Not only is it the desk location, but it’s the computer too. All of my paid work is done on the same laptop as my regular internet and social activities. I wouldn’t mind some further separation here! Gemma achieves this separation by using different login profiles on her computer. So, instead of just switching Chrome browser profiles as I do, she actually logs in and out of her work mode versus her life mode. I might give that a go!
Oh, and one other thing. I actually get dressed before I start work in the morning. I know some people who even give themselves a ‘uniform’ or wear something reasonably business-like when they work from home, but I prefer to be more comfortable than that. My rule is that I can wear anything, even a baggy shirt and leggings, as long as it’s not what I slept in! Getting dressed helps get my mind ready and know that it’s work time now!

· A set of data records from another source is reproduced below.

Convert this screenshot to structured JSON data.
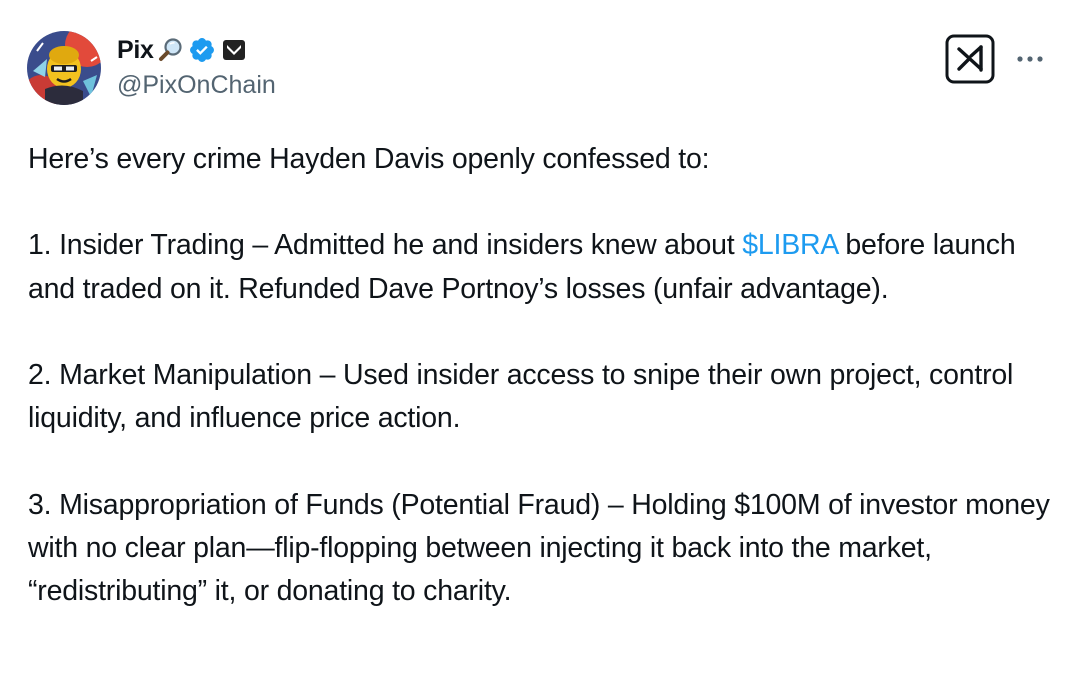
{
  "author": {
    "display_name": "Pix",
    "handle": "@PixOnChain"
  },
  "colors": {
    "text": "#0f1419",
    "secondary": "#536471",
    "link": "#1d9bf0",
    "verified": "#1d9bf0"
  },
  "icons": {
    "name_badges": [
      "magnifying-glass-icon",
      "verified-badge-icon",
      "affiliate-badge-icon"
    ],
    "grok": "grok-icon",
    "more": "more-icon"
  },
  "tweet": {
    "intro": "Here’s every crime Hayden Davis openly confessed to:",
    "item1": {
      "before": "1. Insider Trading – Admitted he and insiders knew about ",
      "cashtag": "$LIBRA",
      "after": " before launch and traded on it. Refunded Dave Portnoy’s losses (unfair advantage)."
    },
    "item2": "2. Market Manipulation – Used insider access to snipe their own project, control liquidity, and influence price action.",
    "item3": "3. Misappropriation of Funds (Potential Fraud) – Holding $100M of investor money with no clear plan—flip-flopping between injecting it back into the market, “redistributing” it, or donating to charity."
  }
}
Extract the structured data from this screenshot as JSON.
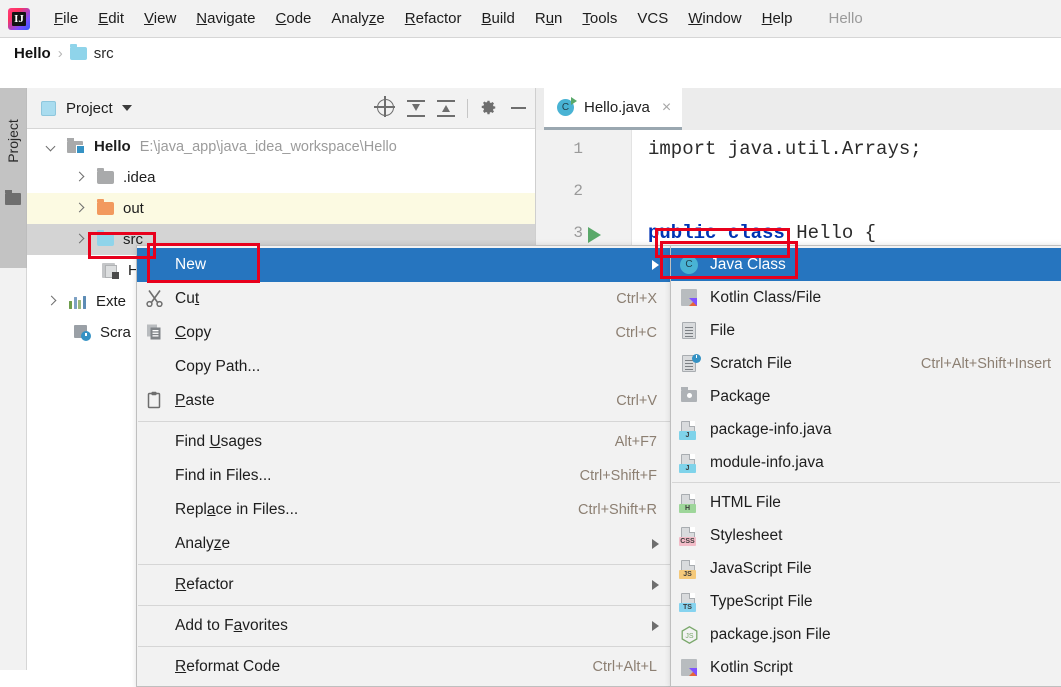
{
  "menubar": {
    "logo_name": "intellij-idea-logo",
    "items": [
      {
        "label": "File",
        "mnemonic": "F"
      },
      {
        "label": "Edit",
        "mnemonic": "E"
      },
      {
        "label": "View",
        "mnemonic": "V"
      },
      {
        "label": "Navigate",
        "mnemonic": "N"
      },
      {
        "label": "Code",
        "mnemonic": "C"
      },
      {
        "label": "Analyze",
        "mnemonic": "z"
      },
      {
        "label": "Refactor",
        "mnemonic": "R"
      },
      {
        "label": "Build",
        "mnemonic": "B"
      },
      {
        "label": "Run",
        "mnemonic": "u"
      },
      {
        "label": "Tools",
        "mnemonic": "T"
      },
      {
        "label": "VCS",
        "mnemonic": ""
      },
      {
        "label": "Window",
        "mnemonic": "W"
      },
      {
        "label": "Help",
        "mnemonic": "H"
      }
    ],
    "window_title": "Hello"
  },
  "breadcrumb": {
    "root": "Hello",
    "separator": "›",
    "item": "src"
  },
  "tool_strip": {
    "label": "Project",
    "icon": "folder-icon"
  },
  "project_panel": {
    "title": "Project",
    "toolbar_buttons": [
      {
        "name": "locate-in-tree-icon"
      },
      {
        "name": "expand-all-icon"
      },
      {
        "name": "collapse-all-icon"
      },
      {
        "name": "settings-gear-icon"
      },
      {
        "name": "hide-panel-icon"
      }
    ],
    "tree": [
      {
        "label": "Hello",
        "path": "E:\\java_app\\java_idea_workspace\\Hello",
        "icon": "module-icon",
        "twisty": "down",
        "bold": true,
        "indent": 18,
        "highlight": "none"
      },
      {
        "label": ".idea",
        "path": "",
        "icon": "folder-gray-icon",
        "twisty": "right",
        "bold": false,
        "indent": 46,
        "highlight": "none"
      },
      {
        "label": "out",
        "path": "",
        "icon": "folder-orange-icon",
        "twisty": "right",
        "bold": false,
        "indent": 46,
        "highlight": "yellow"
      },
      {
        "label": "src",
        "path": "",
        "icon": "folder-blue-icon",
        "twisty": "right",
        "bold": false,
        "indent": 46,
        "highlight": "gray"
      },
      {
        "label": "H",
        "path": "",
        "icon": "java-file-icon",
        "twisty": "none",
        "bold": false,
        "indent": 74,
        "highlight": "none"
      },
      {
        "label": "Exte",
        "path": "",
        "icon": "external-libraries-icon",
        "twisty": "right",
        "bold": false,
        "indent": 18,
        "highlight": "none"
      },
      {
        "label": "Scra",
        "path": "",
        "icon": "scratches-icon",
        "twisty": "none",
        "bold": false,
        "indent": 46,
        "highlight": "none"
      }
    ]
  },
  "editor": {
    "tab": {
      "label": "Hello.java",
      "icon": "java-class-runnable-icon",
      "close": "×"
    },
    "lines": [
      {
        "number": "1",
        "text": "import java.util.Arrays;",
        "run_marker": false
      },
      {
        "number": "2",
        "text": "",
        "run_marker": false
      },
      {
        "number": "3",
        "text": "public class Hello {",
        "run_marker": true
      }
    ],
    "line3_keyword1": "public",
    "line3_keyword2": "class",
    "line3_rest": " Hello {"
  },
  "context_menu": {
    "items": [
      {
        "label": "New",
        "mnemonic": "",
        "shortcut": "",
        "icon": "",
        "submenu": true,
        "selected": true,
        "sep_after": false
      },
      {
        "label": "Cut",
        "mnemonic": "t",
        "shortcut": "Ctrl+X",
        "icon": "cut-icon",
        "submenu": false,
        "selected": false,
        "sep_after": false
      },
      {
        "label": "Copy",
        "mnemonic": "C",
        "shortcut": "Ctrl+C",
        "icon": "copy-icon",
        "submenu": false,
        "selected": false,
        "sep_after": false
      },
      {
        "label": "Copy Path...",
        "mnemonic": "",
        "shortcut": "",
        "icon": "",
        "submenu": false,
        "selected": false,
        "sep_after": false
      },
      {
        "label": "Paste",
        "mnemonic": "P",
        "shortcut": "Ctrl+V",
        "icon": "paste-icon",
        "submenu": false,
        "selected": false,
        "sep_after": true
      },
      {
        "label": "Find Usages",
        "mnemonic": "U",
        "shortcut": "Alt+F7",
        "icon": "",
        "submenu": false,
        "selected": false,
        "sep_after": false
      },
      {
        "label": "Find in Files...",
        "mnemonic": "",
        "shortcut": "Ctrl+Shift+F",
        "icon": "",
        "submenu": false,
        "selected": false,
        "sep_after": false
      },
      {
        "label": "Replace in Files...",
        "mnemonic": "a",
        "shortcut": "Ctrl+Shift+R",
        "icon": "",
        "submenu": false,
        "selected": false,
        "sep_after": false
      },
      {
        "label": "Analyze",
        "mnemonic": "z",
        "shortcut": "",
        "icon": "",
        "submenu": true,
        "selected": false,
        "sep_after": true
      },
      {
        "label": "Refactor",
        "mnemonic": "R",
        "shortcut": "",
        "icon": "",
        "submenu": true,
        "selected": false,
        "sep_after": true
      },
      {
        "label": "Add to Favorites",
        "mnemonic": "a",
        "shortcut": "",
        "icon": "",
        "submenu": true,
        "selected": false,
        "sep_after": true
      },
      {
        "label": "Reformat Code",
        "mnemonic": "R",
        "shortcut": "Ctrl+Alt+L",
        "icon": "",
        "submenu": false,
        "selected": false,
        "sep_after": false
      }
    ]
  },
  "submenu": {
    "items": [
      {
        "label": "Java Class",
        "shortcut": "",
        "icon": "java-class-icon",
        "selected": true,
        "sep_after": false
      },
      {
        "label": "Kotlin Class/File",
        "shortcut": "",
        "icon": "kotlin-class-icon",
        "selected": false,
        "sep_after": false
      },
      {
        "label": "File",
        "shortcut": "",
        "icon": "file-icon",
        "selected": false,
        "sep_after": false
      },
      {
        "label": "Scratch File",
        "shortcut": "Ctrl+Alt+Shift+Insert",
        "icon": "scratch-file-icon",
        "selected": false,
        "sep_after": false
      },
      {
        "label": "Package",
        "shortcut": "",
        "icon": "package-icon",
        "selected": false,
        "sep_after": false
      },
      {
        "label": "package-info.java",
        "shortcut": "",
        "icon": "java-file-icon",
        "selected": false,
        "sep_after": false
      },
      {
        "label": "module-info.java",
        "shortcut": "",
        "icon": "java-file-icon",
        "selected": false,
        "sep_after": true
      },
      {
        "label": "HTML File",
        "shortcut": "",
        "icon": "html-file-icon",
        "selected": false,
        "sep_after": false
      },
      {
        "label": "Stylesheet",
        "shortcut": "",
        "icon": "css-file-icon",
        "selected": false,
        "sep_after": false
      },
      {
        "label": "JavaScript File",
        "shortcut": "",
        "icon": "javascript-file-icon",
        "selected": false,
        "sep_after": false
      },
      {
        "label": "TypeScript File",
        "shortcut": "",
        "icon": "typescript-file-icon",
        "selected": false,
        "sep_after": false
      },
      {
        "label": "package.json File",
        "shortcut": "",
        "icon": "nodejs-package-json-icon",
        "selected": false,
        "sep_after": false
      },
      {
        "label": "Kotlin Script",
        "shortcut": "",
        "icon": "kotlin-script-icon",
        "selected": false,
        "sep_after": false
      }
    ]
  },
  "annotations": {
    "boxes": [
      {
        "name": "src-folder-highlight"
      },
      {
        "name": "new-menu-item-highlight"
      },
      {
        "name": "java-class-item-highlight"
      },
      {
        "name": "code-class-highlight"
      }
    ],
    "color": "#e8001c"
  },
  "colors": {
    "selection_blue": "#2675bf",
    "tree_selection_gray": "#d4d4d4",
    "tree_highlight_yellow": "#fcfae2",
    "menu_bg": "#f2f2f2",
    "annotation_red": "#e8001c"
  }
}
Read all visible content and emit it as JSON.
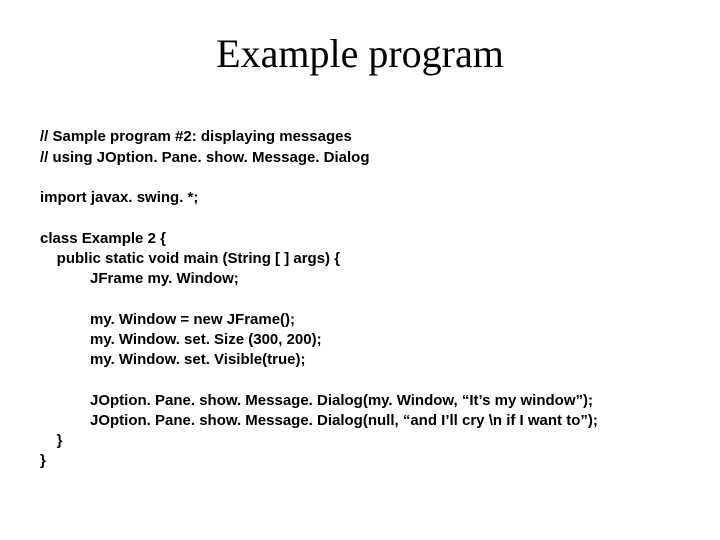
{
  "title": "Example program",
  "code": {
    "c1": "// Sample program #2: displaying messages",
    "c2": "// using JOption. Pane. show. Message. Dialog",
    "c3": "",
    "c4": "import javax. swing. *;",
    "c5": "",
    "c6": "class Example 2 {",
    "c7": "    public static void main (String [ ] args) {",
    "c8": "            JFrame my. Window;",
    "c9": "",
    "c10": "            my. Window = new JFrame();",
    "c11": "            my. Window. set. Size (300, 200);",
    "c12": "            my. Window. set. Visible(true);",
    "c13": "",
    "c14": "            JOption. Pane. show. Message. Dialog(my. Window, “It’s my window”);",
    "c15": "            JOption. Pane. show. Message. Dialog(null, “and I’ll cry \\n if I want to”);",
    "c16": "    }",
    "c17": "}"
  }
}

Update as of July 2020: I’ve changed up my logins now so that I have a dedicated work login on my computer. I’ve found this helps keep everything nicely organised and separated from my personal computer use. This became especially important during the pandemic when my time at home was even further increased than it was pre-COVID. I’ve also been able to move into a house where I can have my desk in a different room from where I sleep, which does wonders for helping me disconnect from work life.
Opportunities Gained By Working From Home
Honestly, the freedom of working from home is the most amazing thing! The flexibility of not only time but also location feels like such a gift. I’m able to take my laptop with me anywhere, and as long as I have an internet connection I am good to go! I went on a trip to the UK in 2017 for five weeks and was able to do some work in-between my travel times. In March 2018, I actually moved to England, and for the first time moving to a new city I didn’t have to worry about finding work upon arrival!
Working from home presents so many amazing opportunities. I’ve been finding out more about how I best operate, and what makes me tick. It’s something I’m incredibly grateful for.